Biographies

Bert Wheeler

Bert Wheeler

Bert Wheeler (1895 - 1968)

Albert (Bert) Jerome Wheeler was born April 7, 1895 in Paterson, New Jersey, the only child of James and Katherine Wheeler. His mother died at the age of 17 shortly after Bert’s birth. He was raised by his grandfather and his father’s sister, Margaret Wheeler McAveny, who gave him the nickname “Bert”.

Bert started his show business career at the age of 13. He began as a stagehand at the Patterson Opera House and quickly graduated to playing small roles. At 16, he appeared in George M. Cohan’s “Forty-Five Minutes From Broadway” and moved to New York City shortly thereafter. Bert soon started appearing in productions by Gus Edwards, who discovered Groucho Marx, Eddie Cantor, George Jessel, Walter Winchell, Eleanor Powell, and Larry Fine, later “Larry” of The Three Stooges. Bert was making $20 a week, the equivalent of $200 a week in today’s dollars, but his tendency to get into fistfights with the other boys. George Jessel later quipped to a reporter in the 1930’s that he told Bert “You’d better quit fighting with us Jewish boys, Bert; you’ll end up working for us some day.” Either way, battling Bert’s temper eventually got him fired.
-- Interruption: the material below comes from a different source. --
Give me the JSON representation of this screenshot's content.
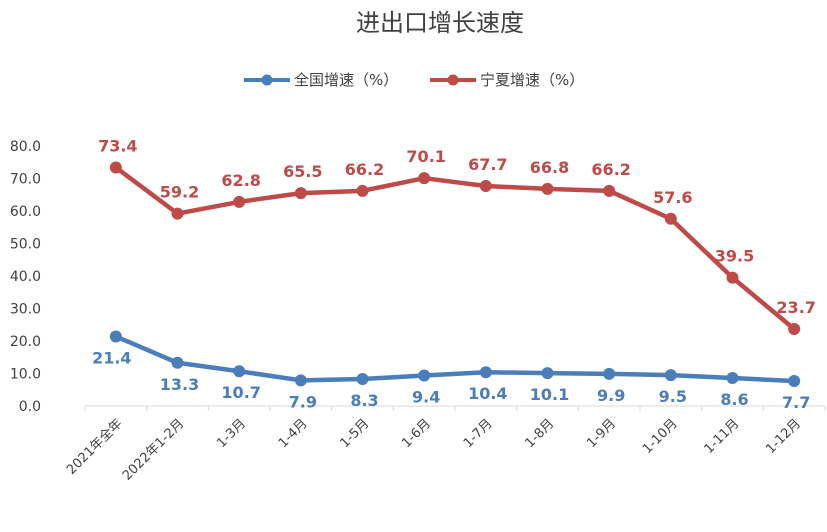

Bert married Margaret Grae on April 27, 1915, shortly after Bert’s 20th birthday. The couple met while appearing together in the musical “When Dreams Come True”. They formed a vaudeville act which included a Charlie Chaplin routine that earned Bert the praise of Chaplin himself, who was America’s biggest film star at the time. The couple also started to appear on sheet music for songs they made popular, such as “Honolulu Blues” (1916) and “Some Girls Do” (1916). The couple was billed as “Bert & Betty Wheeler”.

Robert Woolsey

Robert Woolsey

Robert Woolsey (1889 - 1938)

Robert Woolsey was born August 14, 1889 in Oakland, California to Thomas and Sarah Woolsey. The family moved to Carbondale, Illinois in 1894. Thomas died in 1896 and four of Bob’s five brothers died in childhood, leaving only Bob and his youngest brother Charlie to help support their impoverished mother. They worked as stable boys, newspaper vendors, and any job boys could get at that time. Bob was working as a stable boy in East St. Louis when he began riding as a professional jockey but broke his leg falling from a horse at age 15 and decided to try acting. He began playing small parts in touring theater companies and started his own troupe, Woolsey’s Comedians, in 1908 when barely 19. Woolsey turned down an offer to make movies with Charlie Chaplin in 1914 in spite of Chaplin’s growing fame at the time.

Woolsey married Mignone “Minnie” Park Reed in 1917. She was a dancer who appeared on the stage in musical comedies and was from a prosperous upper class family. They remained married for life.

Bob first appeared on Broadway in 1919 in the musical comedy “Nothing But Love” along with future film character actor Donald Meek, whose appearance matched his last name. His breakthrough came in March 1921 with “The Right Girl”, which Woolsey co-wrote. His large black horn-rimmed glasses and big cigar became his trademarks, later adopted many years later by George Burns. Many modern audiences mistake Woolsey for Burns when first seeing a Wheeler and Woolsey movie, but Bob was familiar to audiences around the world nearly a decade before Burns made his first motion picture. Burns also waited until the 1960’s before adopting Woolsey’s trademark eyeglasses.